Con la sua nota flessibilità accettò l'impero, come aveva accettata la repubblica. Gli pareva innanzi a fatti compiuti senza di lui e a malgrado di lui debito di buon cit tadino mescolarvisi e tirarli a pro del paese. All' uomo politico successe lo scrittore, e decorò di un monumento imperituro quell'Impero che non poteva approvare. Fu lui che sospinse l'impero nelle vie parlamentari con quel suo noto teorema delle libertà indispensabili. La nuova generazione era sorta con Gambetta in testa; le esequie di Victor Noir erano una funebre rivelazione di non so che torbido nell'aria; Rochefort rumoreggiava. E l'impero perdette la testa e fece la guerra, invano resistente Thiers.

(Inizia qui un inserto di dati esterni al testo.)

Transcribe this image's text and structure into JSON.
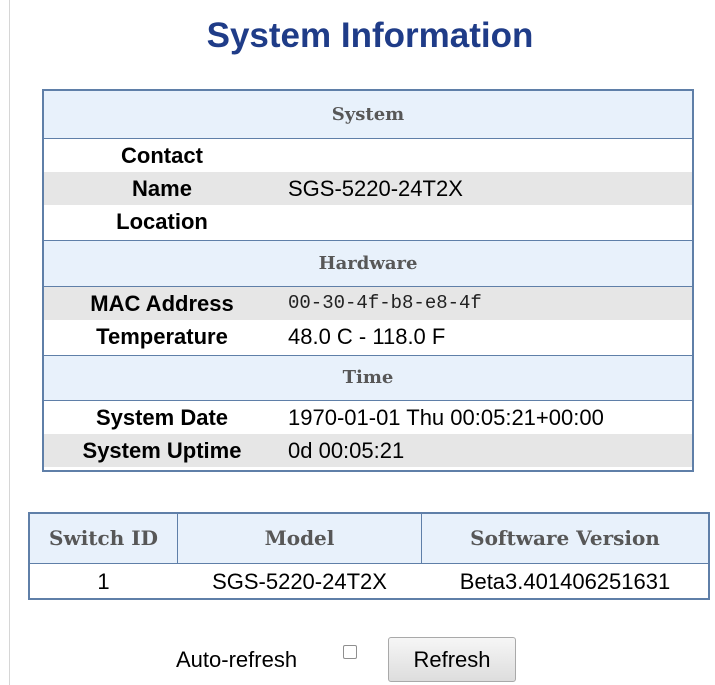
{
  "page": {
    "title": "System Information"
  },
  "system": {
    "header": "System",
    "rows": [
      {
        "label": "Contact",
        "value": ""
      },
      {
        "label": "Name",
        "value": "SGS-5220-24T2X"
      },
      {
        "label": "Location",
        "value": ""
      }
    ]
  },
  "hardware": {
    "header": "Hardware",
    "rows": [
      {
        "label": "MAC Address",
        "value": "00-30-4f-b8-e8-4f"
      },
      {
        "label": "Temperature",
        "value": "48.0 C - 118.0 F"
      }
    ]
  },
  "time": {
    "header": "Time",
    "rows": [
      {
        "label": "System Date",
        "value": "1970-01-01 Thu 00:05:21+00:00"
      },
      {
        "label": "System Uptime",
        "value": "0d 00:05:21"
      }
    ]
  },
  "switch_table": {
    "headers": [
      "Switch ID",
      "Model",
      "Software Version"
    ],
    "rows": [
      [
        "1",
        "SGS-5220-24T2X",
        "Beta3.401406251631"
      ]
    ]
  },
  "controls": {
    "auto_refresh_label": "Auto-refresh",
    "auto_refresh_checked": false,
    "refresh_label": "Refresh"
  },
  "colors": {
    "title": "#1f3c88",
    "header_bg": "#e8f1fb",
    "border": "#5f7fa8",
    "alt_row": "#e6e6e6"
  }
}
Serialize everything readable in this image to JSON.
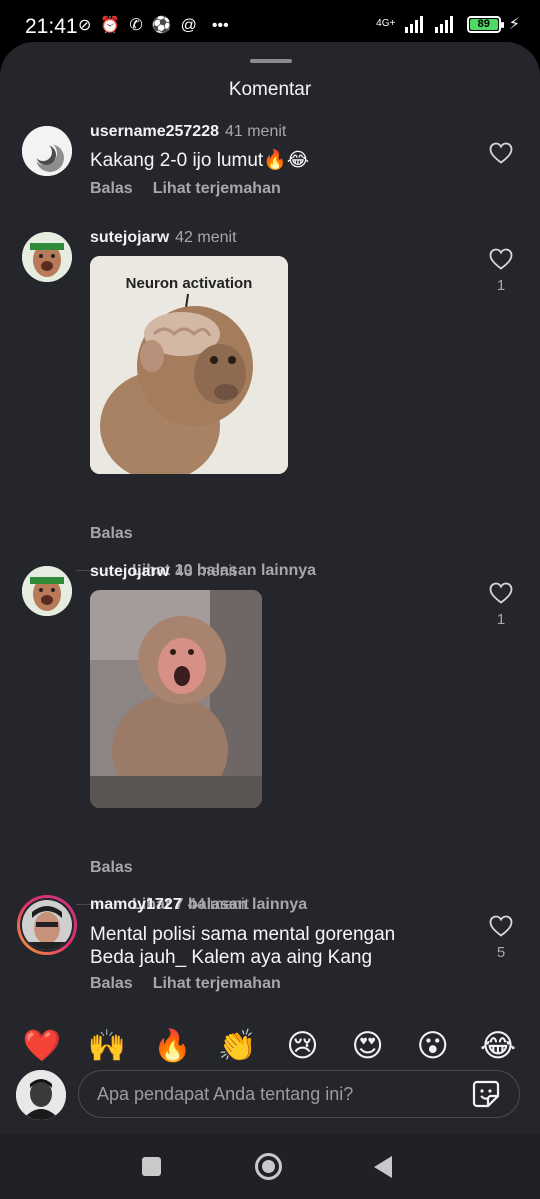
{
  "status_bar": {
    "time": "21:41",
    "network_label": "4G+",
    "battery_level": "89",
    "battery_color": "#4cd964",
    "left_icons": [
      "muted-vibrate-icon",
      "alarm-icon",
      "whatsapp-icon",
      "soccer-ball-icon",
      "at-sign-icon",
      "more-dots-icon"
    ],
    "right_icons": [
      "signal-icon",
      "signal-icon",
      "battery-icon",
      "charging-icon"
    ]
  },
  "sheet": {
    "title": "Komentar"
  },
  "comments": [
    {
      "username": "username257228",
      "time": "41 menit",
      "text": "Kakang 2-0 ijo lumut🔥😂",
      "reply_label": "Balas",
      "translate_label": "Lihat terjemahan",
      "like_count": ""
    },
    {
      "username": "sutejojarw",
      "time": "42 menit",
      "media_text": "Neuron activation",
      "reply_label": "Balas",
      "like_count": "1",
      "more_replies": "Lihat 10 balasan lainnya"
    },
    {
      "username": "sutejojarw",
      "time": "43 menit",
      "reply_label": "Balas",
      "like_count": "1",
      "more_replies": "Lihat 7 balasan lainnya"
    },
    {
      "username": "mamoy1727",
      "time": "44 menit",
      "text_line1": "Mental polisi sama mental gorengan",
      "text_line2": "Beda jauh_ Kalem aya aing Kang",
      "reply_label": "Balas",
      "translate_label": "Lihat terjemahan",
      "like_count": "5"
    }
  ],
  "emoji_bar": [
    "❤️",
    "🙌",
    "🔥",
    "👏",
    "😢",
    "😍",
    "😮",
    "😂"
  ],
  "input": {
    "placeholder": "Apa pendapat Anda tentang ini?"
  },
  "colors": {
    "sheet_bg": "#25262b",
    "secondary_text": "#a6a7ab",
    "story_ring": "#c13584"
  }
}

Era mancata finora una grande occasione, proporzionata al suo ingegno e al suo patriottismo. La caduta dell'impero, l'invasione e la vittoria tedesca e l'insurrezione comunarda costituivano una situazione disperata di cose, che in mano a lui si trasformò in una restaurazione nazionale così pronta e così piena che fu la meraviglia del mondo.

La vittoria sui comunardi rese possibile la repubblica conservatrice. La sventura è maestra di saggezza. E la nuova generazione tutta repubblicana, della quale Thiers fu l'educatore politico, fra tanti mali acquistò serietà di propositi; e comprese quel motto del gran vecchio: Ou la république sera conservatrice, ou elle ne sera pas. Anche Gambetta fu savio. Tutti compresero che la vic

toire appartient au plus sage. Cessò l'Arcadia del 1848, gli alberi, le proclamazioni, le cautele scritte, le responsabilità in carta e il potere in fatto. E avvenne questo miracolo che i conservatori anti-repubblicani costituirono la repubblica, e che cadde Thiers e non cadde con lui la repubblica. Gli è che i retori lavoravano sulle frasi, e Thiers sulla forza delle cose, che tirasi appresso volenti e nolenti gli uomini. Questo acuto sguardo nello stato di fatto, e nella forza delle cose, aggiunto il calcolo esatto delle forze e dei mezzi, era il buon senso o la saggezza di Thiers, che lo rendeva unico in un paese, che metteva tanta passione in tanta astrazione. Poi, quel suo saper fare, quella sua apparenza di amabile superficialità nella sua saviezza, quella sua bonomia piena di spirito rendeva la sua superiorità accessibile e popolare.

Auguro saggezza alla Francia; e anche al mio paese. La saggezza è meno romorosa del genio, ma è più salutare alle nazioni.

NINO BIXIO

E anche io voglio pensare di te, Nino Bixio, e ricordarti alla mia mente. Sono memorie che fanno bene, e ci svelgono alle nostre piccolezze e alle nostre miserie.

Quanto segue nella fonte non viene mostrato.